当船の名前は高松市にある「紫雲山」(栗林公園の借景でもある)に因んでいるが、「紫雲」という言葉自体に「臨終時に仏が乗って迎えに来る雲」という意味があり、さらには「死運」に通じるなど語呂も悪く、就航時から「死運丸」と囁かれていた。現に就航からわずか8年で5件の事故(そのうち2件は死亡者を発生させた事故)を起こしており、「瀬戸丸」に改名した後も衝突事故で相手船舶を沈めている。

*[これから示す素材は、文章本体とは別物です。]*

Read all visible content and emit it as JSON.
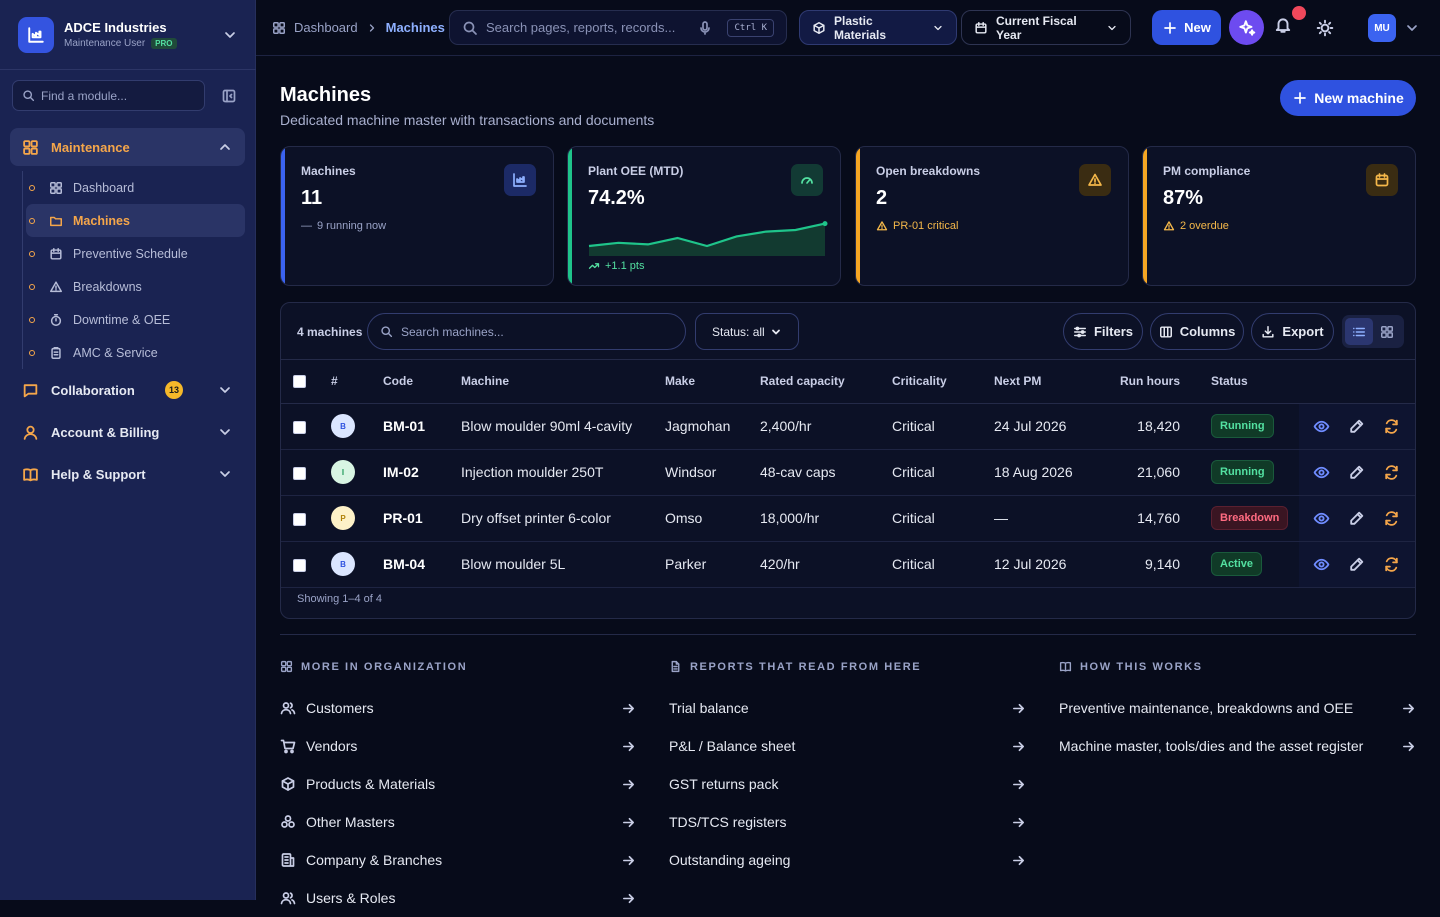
{
  "org": {
    "name": "ADCE Industries",
    "role": "Maintenance User",
    "plan": "PRO"
  },
  "sidebar": {
    "find_placeholder": "Find a module...",
    "sections": [
      {
        "label": "Maintenance",
        "icon": "grid-icon"
      },
      {
        "label": "Collaboration",
        "badge": "13",
        "icon": "chat-icon"
      },
      {
        "label": "Account & Billing",
        "icon": "user-icon"
      },
      {
        "label": "Help & Support",
        "icon": "book-icon"
      }
    ],
    "maintenance_items": [
      {
        "label": "Dashboard",
        "icon": "grid-icon"
      },
      {
        "label": "Machines",
        "icon": "folder-icon",
        "active": true
      },
      {
        "label": "Preventive Schedule",
        "icon": "calendar-icon"
      },
      {
        "label": "Breakdowns",
        "icon": "warning-icon"
      },
      {
        "label": "Downtime & OEE",
        "icon": "timer-icon"
      },
      {
        "label": "AMC & Service",
        "icon": "clipboard-icon"
      }
    ]
  },
  "topbar": {
    "breadcrumb": [
      "Dashboard",
      "Machines"
    ],
    "search_placeholder": "Search pages, reports, records...",
    "shortcut": "Ctrl K",
    "business_unit": "Plastic Materials",
    "period": "Current Fiscal Year",
    "new_label": "New",
    "user_initials": "MU"
  },
  "page": {
    "title": "Machines",
    "subtitle": "Dedicated machine master with transactions and documents",
    "new_button": "New machine"
  },
  "kpis": [
    {
      "label": "Machines",
      "value": "11",
      "note": "9 running now",
      "accent": "#3b63f0"
    },
    {
      "label": "Plant OEE (MTD)",
      "value": "74.2%",
      "note": "+1.1 pts",
      "accent": "#1fc48a",
      "sparkline": [
        0.25,
        0.35,
        0.3,
        0.5,
        0.25,
        0.55,
        0.7,
        0.75,
        0.95
      ]
    },
    {
      "label": "Open breakdowns",
      "value": "2",
      "note": "PR-01 critical",
      "accent": "#f5a623"
    },
    {
      "label": "PM compliance",
      "value": "87%",
      "note": "2 overdue",
      "accent": "#f5a623"
    }
  ],
  "table": {
    "count_label": "4 machines",
    "search_placeholder": "Search machines...",
    "status_filter": "Status: all",
    "filters_label": "Filters",
    "columns_label": "Columns",
    "export_label": "Export",
    "headers": [
      "#",
      "Code",
      "Machine",
      "Make",
      "Rated capacity",
      "Criticality",
      "Next PM",
      "Run hours",
      "Status"
    ],
    "rows": [
      {
        "initial": "B",
        "code": "BM-01",
        "machine": "Blow moulder 90ml 4-cavity",
        "make": "Jagmohan",
        "capacity": "2,400/hr",
        "criticality": "Critical",
        "next_pm": "24 Jul 2026",
        "run_hours": "18,420",
        "status": "Running",
        "status_kind": "green",
        "circle": "#dbe6ff",
        "circle_fg": "#2f52e0"
      },
      {
        "initial": "I",
        "code": "IM-02",
        "machine": "Injection moulder 250T",
        "make": "Windsor",
        "capacity": "48-cav caps",
        "criticality": "Critical",
        "next_pm": "18 Aug 2026",
        "run_hours": "21,060",
        "status": "Running",
        "status_kind": "green",
        "circle": "#d8f5e3",
        "circle_fg": "#1f9a5a"
      },
      {
        "initial": "P",
        "code": "PR-01",
        "machine": "Dry offset printer 6-color",
        "make": "Omso",
        "capacity": "18,000/hr",
        "criticality": "Critical",
        "next_pm": "—",
        "run_hours": "14,760",
        "status": "Breakdown",
        "status_kind": "red",
        "circle": "#fdf1c8",
        "circle_fg": "#b0820a"
      },
      {
        "initial": "B",
        "code": "BM-04",
        "machine": "Blow moulder 5L",
        "make": "Parker",
        "capacity": "420/hr",
        "criticality": "Critical",
        "next_pm": "12 Jul 2026",
        "run_hours": "9,140",
        "status": "Active",
        "status_kind": "green",
        "circle": "#dbe6ff",
        "circle_fg": "#2f52e0"
      }
    ],
    "footer": "Showing 1–4 of 4"
  },
  "related": {
    "more": {
      "title": "MORE IN ORGANIZATION",
      "items": [
        {
          "label": "Customers",
          "icon": "users-icon"
        },
        {
          "label": "Vendors",
          "icon": "cart-icon"
        },
        {
          "label": "Products & Materials",
          "icon": "box-icon"
        },
        {
          "label": "Other Masters",
          "icon": "layers-icon"
        },
        {
          "label": "Company & Branches",
          "icon": "building-icon"
        },
        {
          "label": "Users & Roles",
          "icon": "users-icon"
        }
      ]
    },
    "reports": {
      "title": "REPORTS THAT READ FROM HERE",
      "items": [
        "Trial balance",
        "P&L / Balance sheet",
        "GST returns pack",
        "TDS/TCS registers",
        "Outstanding ageing"
      ]
    },
    "how": {
      "title": "HOW THIS WORKS",
      "items": [
        "Preventive maintenance, breakdowns and OEE",
        "Machine master, tools/dies and the asset register"
      ]
    }
  }
}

また、事故をきっかけにして本州四国連絡橋の構想が具体化した。

脚注[編集]

  1. ^ 山本煕 車両航送p209 日本鉄道技術協会1960
  2. ^ 山本煕 車両航送p269 日本鉄道技術協会1960
  3. ^ 萩原幹生 宇高連絡船78年の歩みp196 成山堂書店2000

備考[編集]

「瀬戸丸」の船名を、後に仁堀連絡船で別の新造船舶も名乗った。

これは同航路最後の船舶となった(瀬戸丸 (仁堀連絡船)参照)。